The main driver of this transformation is the need for mobile operators to provide scalable, high-bandwidth, web 2.0 video and audio content, and internet access services for both mobile and fixed users in incremental CAPEX outlays.
Mobile operators in the region are faced with five key challenges that are driving the need for more bandwidth to the end-user devices (downlink and uplink):
- Enhancing coverage spanning dense urban, suburban, and rural areas.
- In markets where pre-paid services is dominant, value added data services need to be geared to lower-speed bandwidth while post-paid centric markets must typically target premium value added services.
- Potentially exponential increases in data traffic once higher speeds are enabled will not necessarily translate into higher data average revenue per user (ARPU).

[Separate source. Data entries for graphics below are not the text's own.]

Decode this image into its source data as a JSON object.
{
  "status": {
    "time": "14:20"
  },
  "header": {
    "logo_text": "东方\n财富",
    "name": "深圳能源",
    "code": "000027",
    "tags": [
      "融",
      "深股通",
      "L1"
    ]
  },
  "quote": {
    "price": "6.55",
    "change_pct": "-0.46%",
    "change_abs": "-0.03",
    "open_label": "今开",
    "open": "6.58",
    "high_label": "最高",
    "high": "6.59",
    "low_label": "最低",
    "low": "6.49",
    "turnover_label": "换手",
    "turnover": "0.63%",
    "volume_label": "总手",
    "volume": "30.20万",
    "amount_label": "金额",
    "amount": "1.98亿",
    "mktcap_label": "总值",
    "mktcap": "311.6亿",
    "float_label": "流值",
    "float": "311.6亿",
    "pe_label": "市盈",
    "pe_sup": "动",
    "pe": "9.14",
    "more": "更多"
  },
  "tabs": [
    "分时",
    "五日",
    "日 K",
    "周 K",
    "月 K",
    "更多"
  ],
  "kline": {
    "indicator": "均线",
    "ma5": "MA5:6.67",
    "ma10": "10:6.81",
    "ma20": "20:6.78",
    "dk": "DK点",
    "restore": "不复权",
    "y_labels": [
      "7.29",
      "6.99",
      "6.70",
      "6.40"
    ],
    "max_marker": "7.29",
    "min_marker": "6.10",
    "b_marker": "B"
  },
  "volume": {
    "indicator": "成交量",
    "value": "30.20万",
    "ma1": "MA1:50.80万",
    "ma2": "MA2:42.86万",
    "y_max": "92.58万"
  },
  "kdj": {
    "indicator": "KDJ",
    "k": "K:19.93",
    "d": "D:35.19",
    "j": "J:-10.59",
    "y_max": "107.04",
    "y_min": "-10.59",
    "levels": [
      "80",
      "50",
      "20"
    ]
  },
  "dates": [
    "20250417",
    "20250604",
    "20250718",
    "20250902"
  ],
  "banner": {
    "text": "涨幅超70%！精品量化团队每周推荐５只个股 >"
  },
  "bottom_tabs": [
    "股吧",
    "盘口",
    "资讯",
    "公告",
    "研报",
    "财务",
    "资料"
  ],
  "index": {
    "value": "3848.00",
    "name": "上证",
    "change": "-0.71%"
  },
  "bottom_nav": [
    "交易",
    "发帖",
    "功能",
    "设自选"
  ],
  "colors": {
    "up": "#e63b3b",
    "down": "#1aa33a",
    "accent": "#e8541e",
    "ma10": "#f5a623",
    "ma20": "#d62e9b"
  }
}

- Declining voice ARPU means that data ARPU must be increased in the long-term.
- Network OPEX will need to be carefully contained so that it does not grow disproportionately with traffic demand growth.
Without such a transformation of the wireless backhaul, the promise of 3.5G and 4G systems such as LTE will not be feasible. The emergence of bandwidth hungry devices such as Apple's 3G iPhone and Google's Android-operating system based devices means that mobile operators need to begin the transformation to NGN in the backhaul urgently in order to avoid being branded as obsolete.
Green IT will put additional pressure on radio access network (RAN) and backhaul designs to become more energy efficient which means that equipment vendors will need to balance computational power at the basestation versus that in the local exchanges and mobile switching centers. Basestations that have router functionality will be able to provide peer-to-peer communications within the network. The multitude of radio standards is also putting pressure on vendors to implement re-configurable software solutions in the basestation. If operators delay the revamp of their mobile core networks to an all-IP platform, they will be left behind. The reductions in OPEX will justify the effort during the current economic downturn.
The rapid emergence of converged mobile devices with 3.5G HSDPA and WiFi, dual-mode support and the imminent entry of 802.16e Mobile WiMAX devices mean that operators are facing a situation where users will expect 1Mbps speed all the time, anywhere and everywhere. This is in stark contrast to the existing 2G/2.5G/3G networks of today, which have hotspot like coverage for high-speed wireless data services. An all-IP infrastructure only exists in some of the next-generation fixed-line networks in Asia/Pacific, some of the early mobile WiMAX networks, and in recently constructed greenfield 3G networks. In most cases in the Asia/Pacific region, the 3G UMTS (WCDMA) radio basestations are connected via E1/T1 leased lines aggregated in groups of 1-8, in an effort to provide up to 15Mbps per cell site. HSPA or 3.5G, CDMA2000 EV-DO, and mobile WiMAX operate with a theoretical maximum of 10-30Mbps per sector depending on the amount of frequency allocated to the operator.
With LTE just around the corner, which could see peak capacity of over 100-150 Mbps per cell site, operators who choose to deploy LTE in dense urban areas could be facing huge bandwidth requirements that will invariably put enormous stress on the existing backhaul and transport infrastructure. Femto LTE and HSPA access points can help alleviate backhaul congestion in markets where FTTX or xDSL is widely deployed but in the rest of the markets, the backhaul will need to be a combination of fiber and NGN microwave/Fixed WiMAX.